La violenza era di casa nell’estetica dell’ipocrisia. Come poesia pura e autentica in forma di prosa fino all’etica della fenomenologia dello Spirito, nella notte democratica di vacche tutte scure, eterno divenire del terribile destino della donna Creatrice di figli morti o madre delle loro ossessioni.

Dietro le maschere liftate della colpa incompiuta a vivere l’offesa violenta nella carne e nel corpo. Offesa senza un senso nella banalità del male, eterno ritorno all’arkè naturale della bestialità umana nel pathos di un dramma che non si fa mai tragedia nei tribunali catodici del nihilismo incarnato di libertà, Amleto e Otello vittime e carnefici dell’amore materno, con diritto di violento possesso di uomini effettuali a continuare il potere come fine e come mezzo, nelle città anomiche di coiti amorali e anaffettivi.

Agamennone continua a sacrificare Ifigenia, in nome degli dèi favorevoli alle guerre del potere, degli uomini guerrieri e degli dei legislatori di destini.

Alla giovane vergine lasciava parole di offese:

“E se Artèmide il mio corpo come vittima chiedea, dovrò forse io, che mortale nacqui, oppormi ad una Dea? è impossibile. Per l’Ellade cader vittima acconsento. Io sia spenta, e Troia cada; mio perenne monumento sarà questo, questo gloria, questo figli, questo imène….”.

La nostalgia della Grecia solare nelle giovani Ifigenia e Antigone, sorelle nel dolore e nella violenza della “legge”, violenza e dolore dell’anima che lotta con accenti divini il tormento violento delle pieghe dello spirito d’amore .

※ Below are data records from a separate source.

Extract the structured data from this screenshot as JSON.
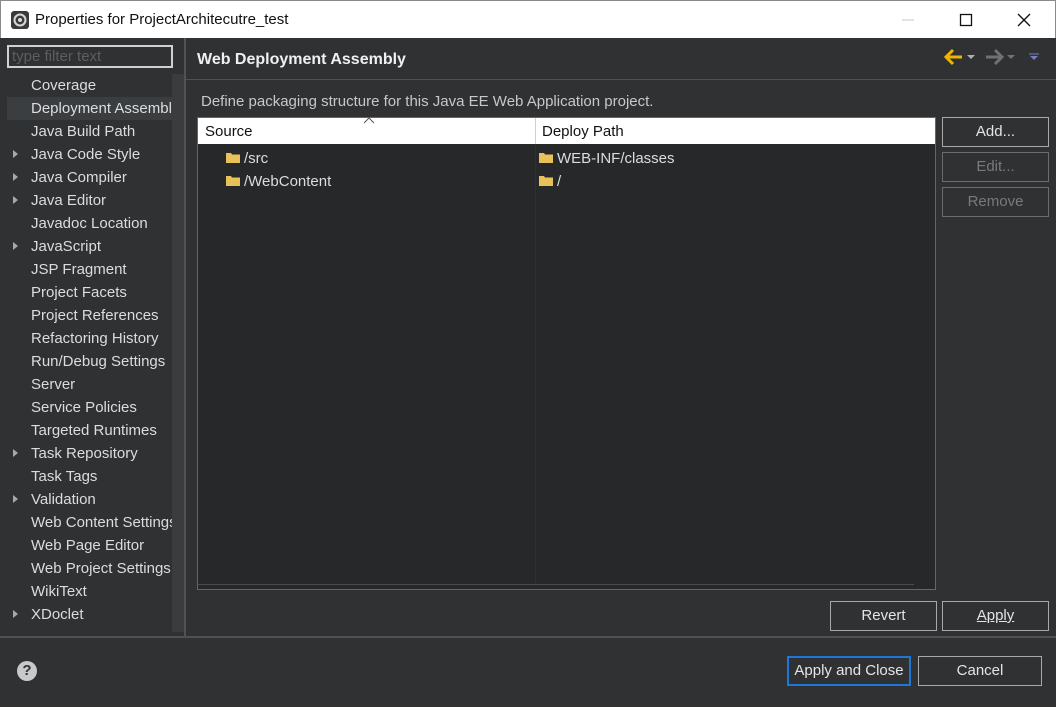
{
  "window": {
    "title": "Properties for ProjectArchitecutre_test"
  },
  "sidebar": {
    "filter_placeholder": "type filter text",
    "items": [
      {
        "label": "Coverage",
        "expandable": false,
        "selected": false
      },
      {
        "label": "Deployment Assembly",
        "expandable": false,
        "selected": true
      },
      {
        "label": "Java Build Path",
        "expandable": false,
        "selected": false
      },
      {
        "label": "Java Code Style",
        "expandable": true,
        "selected": false
      },
      {
        "label": "Java Compiler",
        "expandable": true,
        "selected": false
      },
      {
        "label": "Java Editor",
        "expandable": true,
        "selected": false
      },
      {
        "label": "Javadoc Location",
        "expandable": false,
        "selected": false
      },
      {
        "label": "JavaScript",
        "expandable": true,
        "selected": false
      },
      {
        "label": "JSP Fragment",
        "expandable": false,
        "selected": false
      },
      {
        "label": "Project Facets",
        "expandable": false,
        "selected": false
      },
      {
        "label": "Project References",
        "expandable": false,
        "selected": false
      },
      {
        "label": "Refactoring History",
        "expandable": false,
        "selected": false
      },
      {
        "label": "Run/Debug Settings",
        "expandable": false,
        "selected": false
      },
      {
        "label": "Server",
        "expandable": false,
        "selected": false
      },
      {
        "label": "Service Policies",
        "expandable": false,
        "selected": false
      },
      {
        "label": "Targeted Runtimes",
        "expandable": false,
        "selected": false
      },
      {
        "label": "Task Repository",
        "expandable": true,
        "selected": false
      },
      {
        "label": "Task Tags",
        "expandable": false,
        "selected": false
      },
      {
        "label": "Validation",
        "expandable": true,
        "selected": false
      },
      {
        "label": "Web Content Settings",
        "expandable": false,
        "selected": false
      },
      {
        "label": "Web Page Editor",
        "expandable": false,
        "selected": false
      },
      {
        "label": "Web Project Settings",
        "expandable": false,
        "selected": false
      },
      {
        "label": "WikiText",
        "expandable": false,
        "selected": false
      },
      {
        "label": "XDoclet",
        "expandable": true,
        "selected": false
      }
    ]
  },
  "page": {
    "title": "Web Deployment Assembly",
    "description": "Define packaging structure for this Java EE Web Application project.",
    "table": {
      "columns": [
        "Source",
        "Deploy Path"
      ],
      "rows": [
        {
          "source": "/src",
          "deploy_path": "WEB-INF/classes"
        },
        {
          "source": "/WebContent",
          "deploy_path": "/"
        }
      ]
    },
    "buttons": {
      "add": "Add...",
      "edit": "Edit...",
      "remove": "Remove",
      "revert": "Revert",
      "apply": "Apply"
    }
  },
  "footer": {
    "apply_and_close": "Apply and Close",
    "cancel": "Cancel"
  },
  "colors": {
    "background": "#2f3133",
    "accent_arrow": "#f0b400",
    "default_button_border": "#1e77d6",
    "folder": "#e8c15a"
  }
}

Violenza violata che brucia la vita di una sorte felice per natura incolpevole e per forma nemica civile .Violenza di chiudere nella gabbia di ferro la luce della vita Occhi che guardano al cielo e parole che sentono il cuore.Vietato agli sbalzi di umori tra il sole e la luna : “Beato chi partecipa da saggio alle delizie di Afrodite, di un’Afrodite non intemperante e chi sa essere sereno di fronte a passioni devastanti. Perché il biondo Eros tende l’arco dei piaceri sia verso una sorte felice, sia verso un’esistenza turbata“.

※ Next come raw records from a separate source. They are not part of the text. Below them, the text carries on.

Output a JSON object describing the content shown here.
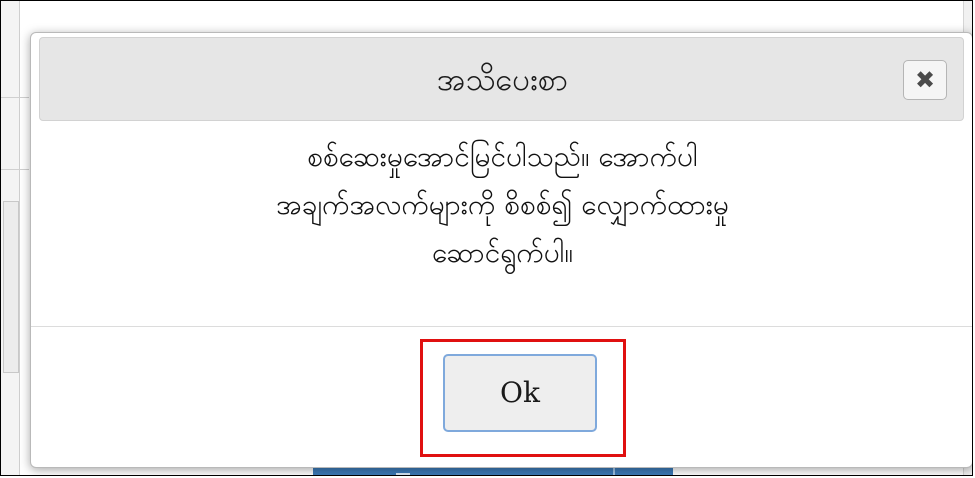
{
  "dialog": {
    "title": "အသိပေးစာ",
    "close_label": "✖",
    "message_lines": [
      "စစ်ဆေးမှုအောင်မြင်ပါသည်။ အောက်ပါ",
      "အချက်အလက်များကို စိစစ်၍ လျှောက်ထားမှု",
      "ဆောင်ရွက်ပါ။"
    ],
    "ok_label": "Ok"
  },
  "colors": {
    "header_bg": "#e6e6e6",
    "highlight": "#e01010",
    "ok_border": "#7fa9dc",
    "backdrop_button": "#3c7ab8"
  },
  "icons": {
    "close": "close-icon"
  }
}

Nei giochi dell’amore, violenza smisurata, mostruosa in nome della legge e della convivenza civile nelle fauci dissacrate del Leviatano, è la morte degli occhi, come pena contro natura: Antigone  sente il dolore dell’abbandono degli dei e l’incomprensione violenta dei suoi concittadini: “Ahi, mi schernite! Deh, pei Numi patrii, perché non attendete ch’io sia lungi, e l’ingiuriami scagliate sul viso, o patria, o della patria cittadini opulenti? Voi, fontane dircèe, te, sacra selva dell’equestre Tebe, or testimoni invoco, come, non pianta dagli amici, io movo, e per che leggi, a un carcere, a un sepolcro, ad una fossa inaudita. Oh misera!Ospite non di vivi né di morti, non d’ombre né d’uomini sarò.”

Nel destino secolarizzato di essere gettati nel mondo a coltivare parole per scrivere su sassi chiari e freddi, donne violate e sporcate nel corpo in ossequio del nulla.

Nel mondo dell’istinto incontrollato di un possesso vuoto, il corpo offeso viene aperto alle ferite della carne non come possibile altare di una vita di relazione ma corpo inerme, offeso e senza via di difesa o di fuga: orrorismo di una violenza a tempo determinato dalla sporcizia non richiesta di eiaculazione precoce, che non sa farsi dominio per debolezza e vigliaccheria nell’ansia di perdere un “io”.

Un io diviso, smarrito nella dissolutezza un attimo di frenesia nell’atto del morire del tutto come corpo erotizzato, ucciso e sacrificato nello spirito nell’ atto frammentario dell’avidità del supplizio e dell’offesa di un eros mortifico nella legge della carne.